Sometimes change is inevitable. Last year, Quanex Corp., a manufacturer of value-added engineered materials and components, knew changes would need to be made if its two core businesses continued to struggle amid slowdowns in North American car production and the U.S. housing sector. Ever since, the 2007 IW 50 Best Manufacturer has been involved in what it called a "strategic review" of its options, exploring alternatives for its building products group, and evaluating the possibility of separating the company's main businesses. Six months later, the company was ready to provide some answers.
On Nov. 19, the Houston-based manufacturer revealed plans for its building products business to be spun off to shareholders as a stand-alone company. The new entity, called Quanex Building Products, will be led by current Quanex chairman and CEO Raymond Jean, who will assume the same positions at the new company, along with Quanex's current senior leadership team. Once that is completed, Quanex has agreed to sell off its vehicular products business to Brazilian steelmaker Gerdau SA for $1.7 billion.
"Our vehicular products and building products businesses have different capital costs, processes, products and end markets, and we have concluded that these businesses will be better positioned for success as separate companies," said Jean in a Nov. 19 statement. "Gerdau will provide an excellent home for Quanex's vehicular products business as it continues to grow its steel presence in North America."
A couple weeks after the announcement, Quanex reported a 6% rise in fourth quarter net profits due in part to improving demand in the North American transportation market.
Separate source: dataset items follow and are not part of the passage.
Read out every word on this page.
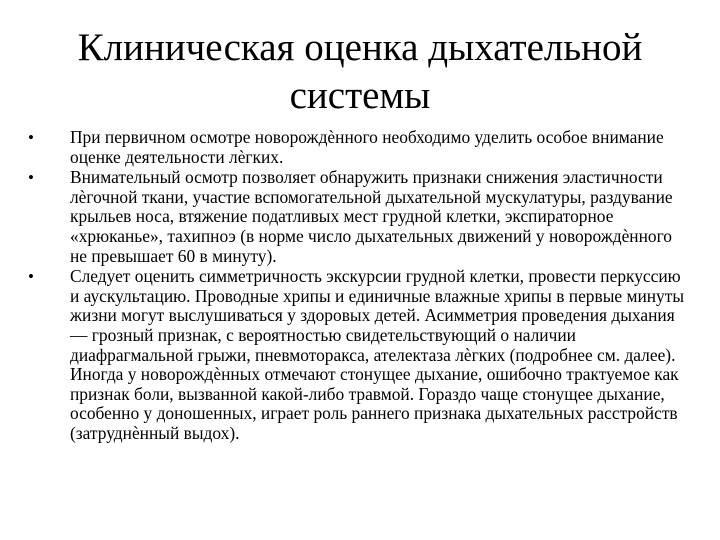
Клиническая оценка дыхательной
системы
•	При первичном осмотре новорождѐнного необходимо уделить особое внимание оценке деятельности лѐгких.
•	Внимательный осмотр позволяет обнаружить признаки снижения эластичности лѐгочной ткани, участие вспомогательной дыхательной мускулатуры, раздувание крыльев носа, втяжение податливых мест грудной клетки, экспираторное «хрюканье», тахипноэ (в норме число дыхательных движений у новорождѐнного не превышает 60 в минуту).
•	Следует оценить симметричность экскурсии грудной клетки, провести перкуссию и аускультацию. Проводные хрипы и единичные влажные хрипы в первые минуты жизни могут выслушиваться у здоровых детей. Асимметрия проведения дыхания — грозный признак, с вероятностью свидетельствующий о наличии диафрагмальной грыжи, пневмоторакса, ателектаза лѐгких (подробнее см. далее). Иногда у новорождѐнных отмечают стонущее дыхание, ошибочно трактуемое как признак боли, вызванной какой-либо травмой. Гораздо чаще стонущее дыхание, особенно у доношенных, играет роль раннего признака дыхательных расстройств (затруднѐнный выдох).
It posted a net income of $41.6 million, compared with $39.2 million a year earlier, with net sales rising 5.7%. Vehicular products sales were up 14%, while sales in the building products business fell 6%. For 2008, Quanex said its Macsteel vehicular products unit expects shipped tons to be up slightly from 2007, with operating income of $140 million to $150 million. Net sales at its building products unit were expected to be down 5% compared with 2007 due to declines in new home construction.
In the midst of the monumental change for the company's infrastructure, Quanex's Nichols Aluminum plant in Davenport, Iowa, was recently honored with a "Return on Environment Award," which General Electric Water & Process Technologies presents to customers that successfully demonstrate striking a balance between environmental challenges and industrial demands of a global economy.
At A Glance
Primary Industry: Primary Metals
Number of Employees: 4,200
2006 In Review
Revenue: $2.03 billion
Profit Margin: 7.88%
Sales Turnover: 1.69
Inventory Turnover: 11.73
Revenue Growth: 3.23%
Return On Assets: 14.56%
Return On Equity: 24.39
"The [Nichols Aluminum Davenport] team, through collaborative efforts with GE, was able to save millions of gallons of water and $60,000 in wastewater treatment costs during the year," said Tom Brackmann, president of Nichols Aluminum, which consists of two plants in Davenport, one in Lincolnshire, Ill., and another in Decatur, Ala. "Only about 1% of GE customers qualify for the award, which speaks volumes for the environmental advances our business has made."
On Wall Street, news of the sale and the spinoff were fairly well received, driving shares of Quanex up more than 25% the day after the announcement. Quanex has traded steadily above $50 per share ever since, seemingly breaking a downward trend that began in July 2007, when shares were knocked off a 52-week high and dragged down more than 30% in a matter of four months.